Nevada Democrat Shelley Berkley lost a close election for Senate last week. Although it was a Senate campaign, Berkley was coming from the House, which meant her opponent, Dean Heller, had had an easy weapon to deploy against her: Nancy Pelosi. Tying candidates like this to Pelosi has been a favorite tactic of congressional Republicans and their supporters. When Fred Barnes profiled Harry Reid in September, he asked GOP operatives why Pelosi was constantly invoked but Reid wasn’t.
Pelosi is “toxic” with voters, he found; Republican strategists described her as “the gift that keeps on giving.” Barnes continued: “In focus groups conducted by Republicans, swing voters respond negatively to any mention of Pelosi. It’s clear she’s a drag on Democrats. But when Reid is raised, the reaction is weak.” And so it is that Pelosi compounds the Democrats’ “Obama problem,” so to speak: the punishment voters have meted out to Democrats, especially in the House and in gubernatorial elections, for the array of unpopular big-government excesses of the Obama administration. House candidates are particularly susceptible to the mood swings of the electorate, so you would think Pelosi would step down as House minority leader and give the Democrats a fighting chance as they head into the often-difficult second-term midterm elections. But you would be wrong.

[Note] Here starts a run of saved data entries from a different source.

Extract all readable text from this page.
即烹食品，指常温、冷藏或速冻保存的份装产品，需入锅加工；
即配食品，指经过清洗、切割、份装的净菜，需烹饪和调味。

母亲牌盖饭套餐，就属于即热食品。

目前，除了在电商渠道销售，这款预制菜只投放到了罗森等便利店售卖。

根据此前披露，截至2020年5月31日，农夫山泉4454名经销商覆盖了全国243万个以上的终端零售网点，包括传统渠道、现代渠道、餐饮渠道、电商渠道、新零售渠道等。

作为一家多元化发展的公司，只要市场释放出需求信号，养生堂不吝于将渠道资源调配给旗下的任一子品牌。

Today, Pelosi announced that she intends to stay on as Democratic leader. It’s true that substantively this may not make too much of a difference, since the Democrats have just about eliminated any moderate wing of their party and moved their entire caucus much closer to Pelosi’s liberal extremism and patent unwillingness to reach across the aisle and work with Republicans. So it isn’t clear the Democrats had anyone much less extreme to replace her with.
At the same time, she is broadly, if unsurprisingly, disliked by the national electorate, and the Democrats may have had an opportunity to at least try some of the rebranding efforts that Republicans are now undertaking in the wake of their own shellacking last week.
In a sense, Pelosi’s party needs all the help it can get. With messy, costly legislation and high unemployment, Pelosi has presided over a difficult term as party leader. That probably won’t improve much if the president’s stated budget negotiation aims are any clue: Obama would like to raise taxes a bit more than he previously indicated, it seems. Obama doesn’t have another reelection campaign coming up, but the House Democrats do.
Not only does Obama share in the blame for what keeps happening to Pelosi’s caucus, but so does Reid. Under his leadership, Senate Democrats have chosen to grind the legislative process to a halt, shutting Republicans out and refusing to pass a budget for going on three years. Until the Democratic Party leadership takes their foot off the neck of the economy, it’s Pelosi’s House Democrats that that can expect to keep paying the price at the ballot box.